Shock therapy, a controversial practice conjuring frightening images of behavior control, still has a place in schizophrenia treatment, a newly updated research review shows.

Although the data confirmed that antipsychotic drugs are still the first choice for schizophrenia treatment, they also showed that electroconvulsive, or shock, therapy clearly works, and combining both treatments can accelerate benefits to some patients, the review finds.

Dr. Prathap Tharyan, head of psychiatry at Christian Medical College in Tamil Nadu, India, and colleagues analyzed 26 randomized controlled trials, involving 1,485 adult patients, 798 of whom were treated with shock therapy. Trials were conducted in India, the United States, Thailand, Canada, Hungary and Nigeria.

The review appears in the most recent issue of The Cochrane Library, a publication of The Cochrane Collaboration, an international organization that evaluates medical research. Systematic reviews draw evidence-based conclusions about medical practice after considering both the content and quality of existing medical trials on a topic.

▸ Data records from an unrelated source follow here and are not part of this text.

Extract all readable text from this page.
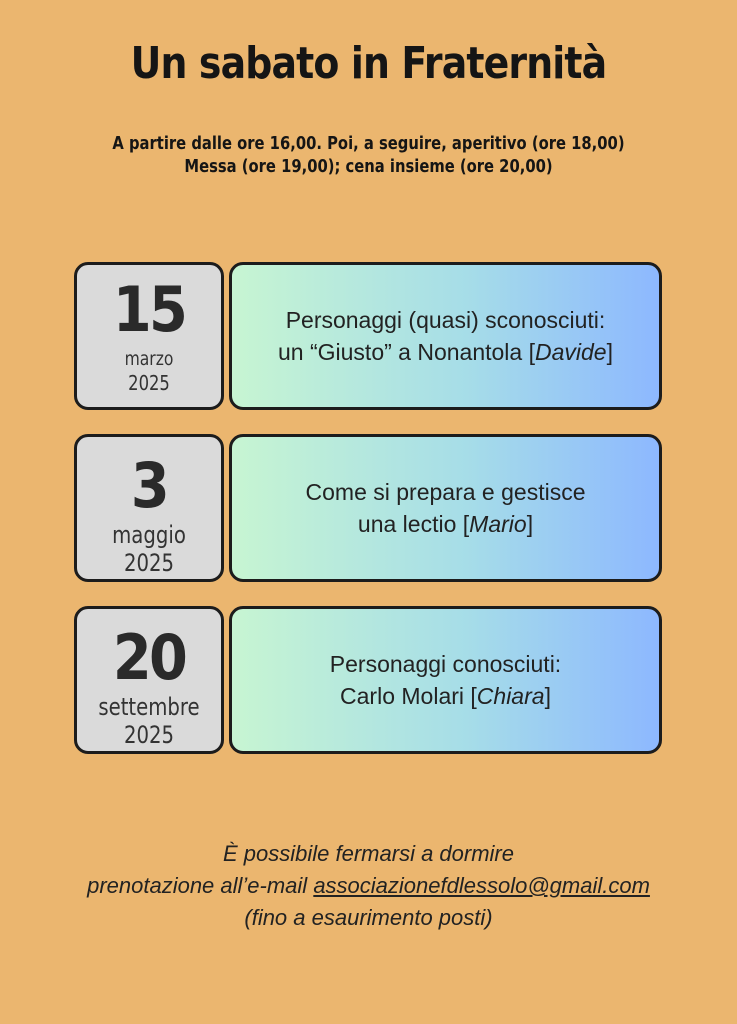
Un sabato in Fraternità
A partire dalle ore 16,00. Poi, a seguire, aperitivo (ore 18,00)
Messa (ore 19,00); cena insieme (ore 20,00)
15
marzo
2025
Personaggi (quasi) sconosciuti:
un “Giusto” a Nonantola [Davide]
3
maggio
2025
Come si prepara e gestisce
una lectio [Mario]
20
settembre
2025
Personaggi conosciuti:
Carlo Molari [Chiara]
È possibile fermarsi a dormire
prenotazione all’e-mail associazionefdlessolo@gmail.com
(fino a esaurimento posti)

“ The most significant finding is that ECT combined with antipsychotics is more effective than antipsychotics alone in producing rapid clinical improvement in people with schizophrenia,” Tharyan said. Rapid improvement of symptoms is potentially lifesaving, for instance, when a person with schizophrenia is suicidal.

The review also refutes a public perception that ECT is dangerous and causes brain damage and suggests that for some patients the side effects of shock therapy may be more tolerable than those of antipsychotic drugs.

ECT induces a seizure with electric stimulus shock, given by electrodes attached to the scalp. Seizures last from 25 to 30 seconds. Patients are given short-acting anesthetics and muscle relaxants to decrease anxiety and protect them from injury during muscle contractions. Patients generally receive ECT two to three times a week, usually for a total of eight to 12 treatments in a series.

The American Psychiatric Association supports use of ECT only to treat severe, disabling mental disorders. However, the National Institute for Clinical Excellence in the United Kingdom does not recommend general use of ECT for schizophrenia, although it may be indicated for catatonia.

About 2.2 million American adults, or 1.1 percent of the adult population, have schizophrenia, according to 2001 figures from the National Institute of Mental Health. Twenty percent of people with schizophrenia fail to respond to drug therapy alone.

Researchers used sophisticated statistical methods to reach conclusions based on data pooled from individual, randomized studies.

Studies used a variety of tests to measure psychiatric symptoms and psychological, social and occupational functioning.

Ten trials compared shock therapy directly with drug therapy. “When ECT given without antipsychotics is directly compared to treatment with antipsychotics alone … results strongly favor the medication group,” reviewers found. They also found “very limited data” suggesting that people treated with ECT are less likely to relapse.

Further, one trial indicated that the combination of ECT and antipsychotics offered significant advantages that were maintained beyond the short term.

Several trials assessed cognitive side effects, such as memory impairment. Others measured side effects often seen with antipsychotic drugs, such as tremor, slurred speech, inability to keep still, anxiety and paranoia. Some data indicated that these side effects were less severe with ECT than with antipsychotic drugs.

A small trial found more impairment with ECT and antipsychotics combined than antipsychotics alone. “However,” authors noted, “when re-tested nine weeks later, memory function had improved in both groups and no significant differences were detected.”

A very small trial showed a decline in visual memory after ECT compared with those who were given anesthesia and nothing else.

Dr. David Spiegel, professor of psychiatry at Stanford University School of Medicine, has used ECT to treat patients with depression but views its use in schizophrenia as a last resort.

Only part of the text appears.